We bought new laptop (kept old including spare/slower, and interesting/ slowest with LibreBoot)... after installing/upgrading FreeBSD more times
on these, noticed something weird.
Fdisk was replaced by gpart... however uses different SSD/M2/NVMe
names than fstab--if one tries 'gpart show <device>' for device name
(without partition/slice) in fstab, gpart won't show (one does I haven't found how to show extended partitions, though can mount).
Is fact of not having same device names ahead of time in
design/plan/
standard, and the switch to git, evidence of switch to 'make up as you
go along' computer programming method used such as in GNU/Linux? It's
also known as waterfall versus agile software engineering methods or
'The Cathedral And The Bazaar'. I depended on UNIX/*BSD decades to be
more stable/clean including more understandable than much else, but (as
in case above, it's becoming less understandable so) maybe this is
slowly ending?
Fdisk was replaced by gpart...
however uses different SSD/M2/NVMe names than fstab--if one tries
'gpart show <device>' for device name (without partition/slice) in
fstab, gpart won't show (one does I haven't found how to show extended >partitions, though can mount).
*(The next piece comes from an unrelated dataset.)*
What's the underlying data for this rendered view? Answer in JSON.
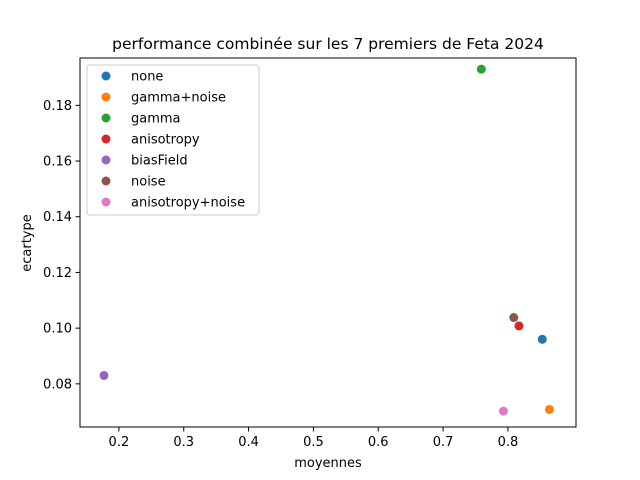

Is fact of not having same device names ahead of time in design/plan/ >standard
NVMe disks are now nda devices by default, for example nda0; see
nda(4). Symbolic links for the previous nvd(4) device names are
created in /dev. However, configuration such as fstab(5) should be
updated to refer to the new device names. Options to control the use
of nda devices and symbolic links are described in nda(4).